ROS are products of normal metabolism, such as aerobic metabolism in mitochondria, and environmental stresses, such as excess exposure to ultraviolet light. ROS are important to many aspects of normal metabolism; for example, cells involved in the destruction of foreign substances may use ROS as a part of their arsenal (Bonekamp et al. 2009). However, excess ROS can be highly destructive to cell membranes, DNA and proteins, and can lead to the destruction of mitochondria and apoptosis if not controlled.
Phytochemicals can help protect against ROS, for example by inducing enzymes that reduce free radicals. In addition, when damage is severe, phytochemicals can induce signaling proteins such as Bcl-2 that lead to the turnover of damaged mitochondria and apoptosis of their associated cells (Bonekamp et al. 2009; Shay and Banz 2005) (fig. 2).
Fig. 2. Consequences of deficiency and sufficiency of mitochondrial nutrients. Deficiency can increase oxidative stress and decrease antioxidant defenses, thereby accelerating the aging process and increasing the occurrence of degenerative diseases. Conversely, sufficient mitochondrial nutrients decrease oxidative stress while fortifying antioxidant defenses, with the opposite effect.
Mitochondria are responsible for most aerobic oxidative metabolic functions and the conversion of substances in the foods we eat into energy. The discovery of links between mitochondria and diseases has led to a new field of study called mitochondrial medicine. More than 40 genetic diseases are now recognized as involving mitochondria directly, affecting an estimated 1 out of 4,000 individuals. In addition, mitochondria also play a role in metabolic syndrome, obesity and diabetes, major chronic diseases affecting one-third to one-half of Western populations. A common feature of these diseases is that mitochondria, whether genetically defective or abnormally reduced in number, are unable to completely burn food and oxygen to generate energy. This in turn results in impaired oxygen utilization, which can lead to an increase in damaging ROS as side products as well as other toxic metabolic products (such as ammonia, which may not be efficiently incorporated into urea by metabolic pathways located in mitochondria) (fig. 2).

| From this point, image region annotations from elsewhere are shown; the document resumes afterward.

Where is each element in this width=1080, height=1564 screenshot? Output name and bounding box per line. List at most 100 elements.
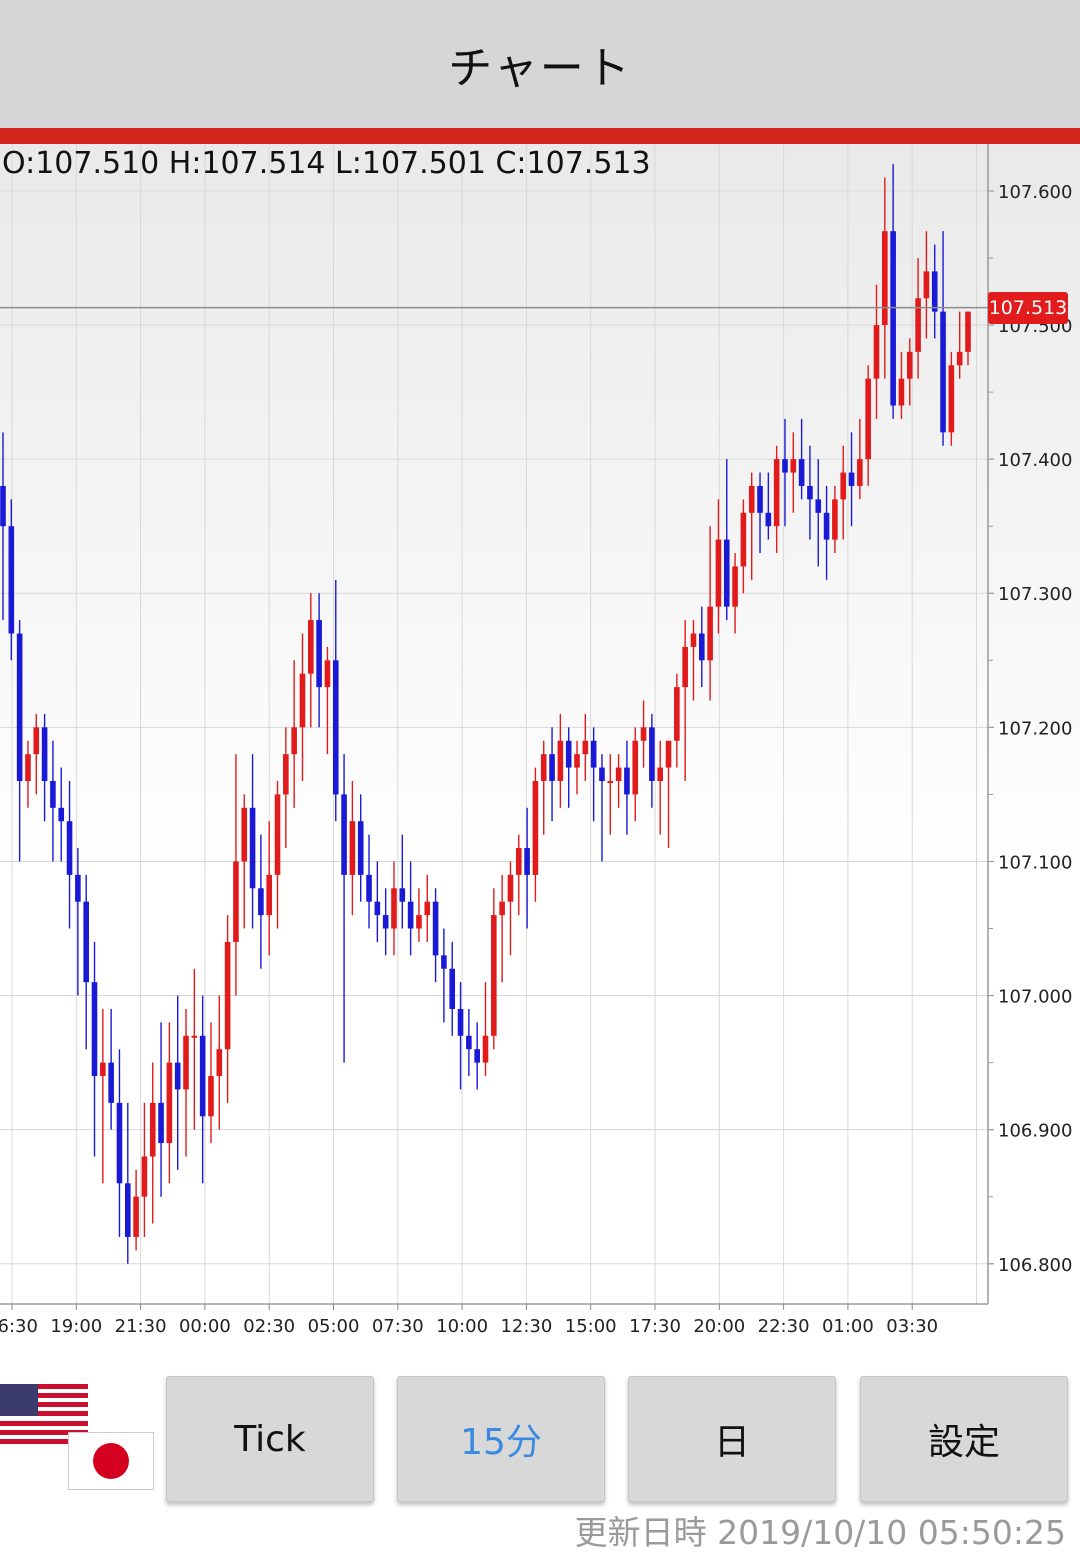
candle	[141, 1102, 148, 1237]
candle	[707, 526, 713, 701]
candle-body	[266, 874, 273, 916]
candle-body	[965, 311, 971, 352]
candle-body	[823, 512, 830, 540]
candle-body	[16, 633, 23, 781]
candle-body	[632, 740, 639, 795]
candle	[482, 982, 489, 1077]
candle-body	[258, 888, 264, 916]
candle	[0, 432, 6, 621]
candle-body	[723, 539, 730, 607]
candle	[956, 311, 963, 379]
candle	[948, 351, 955, 446]
candle	[748, 472, 755, 580]
x-tick-label: 01:00	[822, 1316, 874, 1337]
update-label: 更新日時	[574, 1513, 707, 1552]
candle	[690, 620, 697, 701]
candle-body	[815, 499, 822, 513]
candle	[740, 499, 747, 594]
candle	[174, 995, 181, 1170]
x-tick-label: 15:00	[565, 1316, 617, 1337]
candle-body	[707, 606, 713, 661]
candle-body	[599, 767, 605, 781]
candle	[316, 593, 322, 728]
candle-body	[624, 767, 630, 795]
candle	[374, 861, 381, 942]
candle	[66, 780, 73, 929]
ohlc-readout: O:107.510 H:107.514 L:107.501 C:107.513	[2, 146, 651, 181]
candle-body	[807, 485, 813, 500]
candle	[915, 257, 921, 379]
app-header: チャート	[0, 0, 1080, 128]
daily-button[interactable]: 日	[628, 1376, 836, 1502]
tick-button[interactable]: Tick	[166, 1376, 374, 1502]
candle-body	[382, 915, 389, 929]
candle-body	[923, 271, 930, 299]
candle-body	[108, 1062, 114, 1103]
candle-body	[308, 620, 314, 674]
candle	[624, 740, 630, 835]
x-tick-label: 10:00	[436, 1316, 488, 1337]
candle	[399, 834, 406, 929]
candle	[815, 459, 822, 567]
candle-body	[274, 794, 281, 875]
candle	[790, 432, 797, 513]
candle	[732, 553, 738, 634]
candle-body	[698, 633, 705, 661]
last-price-tag: 107.513	[988, 291, 1068, 324]
x-tick-label: 02:30	[243, 1316, 295, 1337]
candle	[832, 485, 838, 554]
candle-body	[540, 754, 547, 781]
candle	[657, 740, 663, 835]
candle	[41, 713, 48, 822]
candle	[166, 1022, 173, 1184]
candle	[424, 874, 431, 942]
candle	[83, 874, 89, 1050]
candle-body	[607, 780, 614, 783]
candle-body	[940, 311, 946, 433]
candle-body	[649, 727, 655, 781]
candle-body	[956, 351, 963, 366]
candlestick-chart[interactable]: 107.600107.500107.400107.300107.200107.1…	[0, 144, 1080, 1360]
candle-body	[174, 1062, 181, 1090]
candle	[840, 445, 847, 540]
candle-body	[491, 915, 497, 1036]
candle	[100, 1008, 106, 1184]
candle	[233, 754, 239, 996]
15min-button[interactable]: 15分	[397, 1376, 605, 1502]
candle-body	[316, 620, 322, 688]
candle-body	[790, 459, 797, 473]
candle-body	[191, 1035, 198, 1038]
candle-body	[0, 485, 6, 527]
candle	[149, 1062, 156, 1224]
candle-body	[216, 1049, 223, 1077]
x-tick-label: 05:00	[308, 1316, 360, 1337]
candle-body	[449, 968, 456, 1009]
japan-flag-icon[interactable]	[68, 1432, 154, 1490]
x-tick-label: 22:30	[758, 1316, 810, 1337]
chart-area[interactable]: 107.600 107.500 107.400 107.300 107.200 107.1…	[0, 144, 1080, 1360]
settings-button[interactable]: 設定	[860, 1376, 1068, 1502]
x-tick-label: 12:30	[500, 1316, 552, 1337]
candle-body	[832, 499, 838, 540]
candle-body	[66, 821, 73, 875]
candle-body	[407, 901, 414, 929]
candle	[124, 1102, 131, 1264]
candle	[615, 754, 622, 808]
candle	[890, 164, 896, 419]
candle	[391, 861, 397, 956]
candle	[532, 767, 539, 902]
candle-body	[848, 472, 855, 486]
candle	[565, 727, 572, 808]
candle	[283, 727, 289, 849]
candle	[291, 660, 297, 808]
candle	[632, 727, 639, 822]
candle-body	[906, 351, 913, 379]
candle	[491, 888, 497, 1050]
candle-body	[432, 901, 439, 956]
candle	[848, 432, 855, 527]
candle-body	[782, 459, 788, 473]
candle-body	[482, 1035, 489, 1063]
candle	[8, 499, 15, 661]
candle	[765, 472, 772, 540]
candle-body	[873, 325, 880, 379]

To understand exactly how phytochemicals may help protect against mitochondrial-related diseases, it is important to appreciate that highly regulated complex pathways have evolved to aid in their nutritional availability, disposal, and in some cases, biological activation. According to the free-radical theory, oxidative damage initiated by ROS is a major contributor to the functional declines associated with aging and many diseases. In this regard, many biofactors can act both in mitochondrial signaling and as ROS scavengers (see page 141 ). This exciting area of nutrition research provides evidence that California agriculture can play a beneficial role in oxidative metabolism, thus promoting good health.